We have located the water and this new discovery will almost certainly kickstart a new drive by governments and private consortia to go there, eventually establishing a base where humans will live and work for extended periods of time.
Just how close to reality is a manned mission to Mars? We are actually far better prepared for Mars now than at any time in history. If we put our mind to it we could be on Mars in 10 years.
Science fiction? Maybe, but what wasn’t once?
Would you go to Mars if you could never come back to Earth? Private foundation Mars One plans to send a crew of four to colonise the red planet by 2025. It has enlisted dozens of Mars enthusiasts willing to mount a one-way colonisation of the red planet by the 2030s.
But there is another way.
I was fortunate enough to be alive when United States President John F. Kennedy announced putting a man on the moon in 1961. I heard a similar thing this week from another visionary, Elon Musk, who wants to put humans on Mars within a decade.
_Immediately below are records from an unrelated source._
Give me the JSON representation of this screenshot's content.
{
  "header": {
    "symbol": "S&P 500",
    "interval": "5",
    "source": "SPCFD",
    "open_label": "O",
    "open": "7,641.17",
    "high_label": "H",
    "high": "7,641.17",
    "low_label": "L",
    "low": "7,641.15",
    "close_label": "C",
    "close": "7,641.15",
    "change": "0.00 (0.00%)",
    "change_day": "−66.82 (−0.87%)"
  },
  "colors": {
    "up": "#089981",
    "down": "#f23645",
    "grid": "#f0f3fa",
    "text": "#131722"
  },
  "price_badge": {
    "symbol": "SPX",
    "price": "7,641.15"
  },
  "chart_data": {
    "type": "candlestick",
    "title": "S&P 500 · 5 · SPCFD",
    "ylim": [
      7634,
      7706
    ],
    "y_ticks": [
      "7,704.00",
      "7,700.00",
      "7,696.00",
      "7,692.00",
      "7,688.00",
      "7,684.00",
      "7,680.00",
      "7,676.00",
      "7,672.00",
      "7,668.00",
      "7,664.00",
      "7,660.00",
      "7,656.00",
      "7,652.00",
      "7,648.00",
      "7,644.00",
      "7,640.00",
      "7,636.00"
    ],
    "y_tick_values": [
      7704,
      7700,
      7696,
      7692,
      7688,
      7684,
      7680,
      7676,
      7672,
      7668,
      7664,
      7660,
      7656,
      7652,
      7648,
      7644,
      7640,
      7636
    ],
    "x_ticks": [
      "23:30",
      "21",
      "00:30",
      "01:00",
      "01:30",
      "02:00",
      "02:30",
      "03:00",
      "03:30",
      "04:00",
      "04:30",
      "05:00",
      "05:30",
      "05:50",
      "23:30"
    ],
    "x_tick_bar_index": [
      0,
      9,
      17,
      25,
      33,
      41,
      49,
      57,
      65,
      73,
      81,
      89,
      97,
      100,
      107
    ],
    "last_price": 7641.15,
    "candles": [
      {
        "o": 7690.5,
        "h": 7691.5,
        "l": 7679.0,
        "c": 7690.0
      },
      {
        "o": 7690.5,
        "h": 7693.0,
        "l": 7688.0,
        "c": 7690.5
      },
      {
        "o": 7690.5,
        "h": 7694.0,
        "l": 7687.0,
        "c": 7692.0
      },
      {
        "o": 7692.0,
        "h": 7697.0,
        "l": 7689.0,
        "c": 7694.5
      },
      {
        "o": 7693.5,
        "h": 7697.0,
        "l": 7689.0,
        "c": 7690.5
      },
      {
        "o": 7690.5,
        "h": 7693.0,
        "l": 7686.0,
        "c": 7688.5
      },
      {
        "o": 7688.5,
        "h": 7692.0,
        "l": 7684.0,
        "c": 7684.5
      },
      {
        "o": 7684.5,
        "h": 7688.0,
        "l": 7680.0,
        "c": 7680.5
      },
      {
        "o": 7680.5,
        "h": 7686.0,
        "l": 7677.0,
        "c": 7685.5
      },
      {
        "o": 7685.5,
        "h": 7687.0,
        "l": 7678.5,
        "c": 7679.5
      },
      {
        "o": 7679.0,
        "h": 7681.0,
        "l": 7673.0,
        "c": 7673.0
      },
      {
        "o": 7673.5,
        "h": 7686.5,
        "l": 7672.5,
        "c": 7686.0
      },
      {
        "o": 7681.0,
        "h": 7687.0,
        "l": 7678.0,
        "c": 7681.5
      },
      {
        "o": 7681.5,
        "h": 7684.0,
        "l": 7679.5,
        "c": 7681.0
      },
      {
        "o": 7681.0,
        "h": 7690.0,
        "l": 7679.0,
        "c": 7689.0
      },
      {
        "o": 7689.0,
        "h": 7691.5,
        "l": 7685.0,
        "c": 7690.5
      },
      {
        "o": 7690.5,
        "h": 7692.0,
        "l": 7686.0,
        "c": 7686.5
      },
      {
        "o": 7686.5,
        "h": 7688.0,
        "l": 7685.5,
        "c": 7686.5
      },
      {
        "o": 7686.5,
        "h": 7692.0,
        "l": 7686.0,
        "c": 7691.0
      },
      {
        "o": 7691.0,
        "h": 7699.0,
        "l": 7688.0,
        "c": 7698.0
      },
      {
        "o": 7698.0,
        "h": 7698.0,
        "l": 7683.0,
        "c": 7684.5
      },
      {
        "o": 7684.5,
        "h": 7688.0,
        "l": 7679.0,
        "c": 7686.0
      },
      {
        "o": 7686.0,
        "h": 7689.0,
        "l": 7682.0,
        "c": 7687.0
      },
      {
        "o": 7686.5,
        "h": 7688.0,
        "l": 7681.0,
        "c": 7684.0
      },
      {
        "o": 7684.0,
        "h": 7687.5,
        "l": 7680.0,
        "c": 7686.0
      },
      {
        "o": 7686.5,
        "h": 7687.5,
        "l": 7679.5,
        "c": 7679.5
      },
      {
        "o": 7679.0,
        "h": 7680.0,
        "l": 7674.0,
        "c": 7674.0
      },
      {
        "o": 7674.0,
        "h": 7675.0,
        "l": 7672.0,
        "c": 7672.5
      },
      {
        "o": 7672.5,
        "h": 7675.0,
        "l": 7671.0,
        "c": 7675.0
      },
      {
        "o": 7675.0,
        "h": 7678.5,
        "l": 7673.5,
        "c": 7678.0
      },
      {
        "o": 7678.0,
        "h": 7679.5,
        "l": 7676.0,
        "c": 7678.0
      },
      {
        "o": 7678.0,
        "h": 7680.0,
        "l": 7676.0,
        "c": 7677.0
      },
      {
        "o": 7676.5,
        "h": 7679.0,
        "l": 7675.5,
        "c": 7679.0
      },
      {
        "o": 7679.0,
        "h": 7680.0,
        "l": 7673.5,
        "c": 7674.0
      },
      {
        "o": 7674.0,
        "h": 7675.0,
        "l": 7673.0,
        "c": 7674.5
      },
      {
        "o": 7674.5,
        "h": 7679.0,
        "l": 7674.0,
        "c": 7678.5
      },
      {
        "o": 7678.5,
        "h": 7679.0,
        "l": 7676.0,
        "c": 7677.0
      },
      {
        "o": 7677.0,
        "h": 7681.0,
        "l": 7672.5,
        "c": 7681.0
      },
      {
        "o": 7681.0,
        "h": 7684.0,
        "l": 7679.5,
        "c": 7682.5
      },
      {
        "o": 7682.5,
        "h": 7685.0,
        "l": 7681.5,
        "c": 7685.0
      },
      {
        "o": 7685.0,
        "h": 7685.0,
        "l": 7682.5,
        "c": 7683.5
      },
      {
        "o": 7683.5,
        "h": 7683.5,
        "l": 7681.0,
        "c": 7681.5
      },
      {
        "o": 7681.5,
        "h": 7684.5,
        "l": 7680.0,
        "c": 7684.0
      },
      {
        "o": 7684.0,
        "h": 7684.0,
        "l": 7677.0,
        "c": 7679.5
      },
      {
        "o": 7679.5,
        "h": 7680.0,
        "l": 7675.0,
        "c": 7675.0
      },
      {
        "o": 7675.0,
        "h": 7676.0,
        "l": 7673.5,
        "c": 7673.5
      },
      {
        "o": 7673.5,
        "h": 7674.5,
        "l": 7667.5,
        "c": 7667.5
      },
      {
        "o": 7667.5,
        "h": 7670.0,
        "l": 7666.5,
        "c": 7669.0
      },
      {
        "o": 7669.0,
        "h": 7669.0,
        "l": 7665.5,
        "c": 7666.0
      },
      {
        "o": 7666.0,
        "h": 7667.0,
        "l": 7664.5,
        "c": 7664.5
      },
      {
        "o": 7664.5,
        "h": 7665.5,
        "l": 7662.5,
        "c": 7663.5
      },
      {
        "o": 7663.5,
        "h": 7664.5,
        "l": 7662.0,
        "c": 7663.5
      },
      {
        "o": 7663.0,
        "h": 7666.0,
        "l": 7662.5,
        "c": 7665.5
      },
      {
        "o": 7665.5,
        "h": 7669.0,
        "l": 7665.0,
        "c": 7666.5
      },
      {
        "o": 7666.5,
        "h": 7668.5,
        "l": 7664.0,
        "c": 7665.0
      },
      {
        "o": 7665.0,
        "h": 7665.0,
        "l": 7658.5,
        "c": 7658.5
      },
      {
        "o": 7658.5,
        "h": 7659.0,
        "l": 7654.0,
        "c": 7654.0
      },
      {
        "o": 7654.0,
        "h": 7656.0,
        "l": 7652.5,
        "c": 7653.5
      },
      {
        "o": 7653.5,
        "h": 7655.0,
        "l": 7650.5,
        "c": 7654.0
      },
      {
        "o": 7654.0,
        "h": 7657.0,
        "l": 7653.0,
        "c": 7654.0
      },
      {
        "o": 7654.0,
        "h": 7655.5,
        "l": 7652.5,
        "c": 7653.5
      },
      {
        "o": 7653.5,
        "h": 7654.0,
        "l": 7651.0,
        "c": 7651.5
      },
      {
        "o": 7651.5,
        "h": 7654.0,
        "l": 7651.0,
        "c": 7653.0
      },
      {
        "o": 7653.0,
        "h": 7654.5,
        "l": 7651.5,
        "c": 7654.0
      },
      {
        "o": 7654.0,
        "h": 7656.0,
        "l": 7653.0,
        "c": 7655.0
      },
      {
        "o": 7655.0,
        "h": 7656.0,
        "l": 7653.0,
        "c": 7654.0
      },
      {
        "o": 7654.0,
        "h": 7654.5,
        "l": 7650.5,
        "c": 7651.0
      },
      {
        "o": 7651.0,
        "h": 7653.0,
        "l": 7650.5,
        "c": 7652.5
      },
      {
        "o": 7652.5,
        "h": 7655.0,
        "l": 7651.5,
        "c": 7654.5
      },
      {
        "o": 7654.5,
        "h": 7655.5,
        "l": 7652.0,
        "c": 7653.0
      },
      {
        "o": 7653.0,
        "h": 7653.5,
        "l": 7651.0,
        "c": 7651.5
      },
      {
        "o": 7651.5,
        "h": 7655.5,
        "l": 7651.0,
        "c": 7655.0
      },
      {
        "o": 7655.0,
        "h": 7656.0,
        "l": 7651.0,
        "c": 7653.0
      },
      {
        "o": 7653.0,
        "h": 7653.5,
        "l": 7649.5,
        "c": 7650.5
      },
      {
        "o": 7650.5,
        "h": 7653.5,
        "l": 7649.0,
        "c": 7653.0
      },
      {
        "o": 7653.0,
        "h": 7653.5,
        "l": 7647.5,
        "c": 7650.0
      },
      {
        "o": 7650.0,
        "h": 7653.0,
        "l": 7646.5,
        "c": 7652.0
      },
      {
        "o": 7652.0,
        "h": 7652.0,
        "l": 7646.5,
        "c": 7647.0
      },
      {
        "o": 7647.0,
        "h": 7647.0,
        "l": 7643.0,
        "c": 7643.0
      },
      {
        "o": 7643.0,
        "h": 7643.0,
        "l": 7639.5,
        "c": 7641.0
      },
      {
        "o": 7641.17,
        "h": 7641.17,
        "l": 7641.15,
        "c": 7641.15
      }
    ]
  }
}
Elon Musk is the co-founder of PayPal. He also owns the electric car company Tesla Motors and has his own space company, SpaceX.
In another time this man could have been Orville Wright, Alexander Graham Bell or even Thomas Edison ... or all three! Elon Musk is known for many things. Thinking small isn’t one of them.
In a nationally-televised speech earlier this week he talked about his plan for transporting people to other planets. He said his goal was to create a reality where ordinary folk could visit Mars within our lifetime.
Can he do it? You bet! Will it happen in your lifetime? Yes, I think it will.
Assuming you actually manage to land safely, the next challenge is to explore your new world. With only one-third of the gravity of Earth, winter temperatures of -60°C and an atmosphere made mainly of carbon dioxide, Mars presents challenges humans are just now becoming prepared for.
Oh, and if you think a trip to Mars is all ‘pie in the sky’, consider this: the first person to set foot on Mars has already been born; and the first people to colonise the planet are being born now!
David Reneke is a writer for Australasian Science magazine.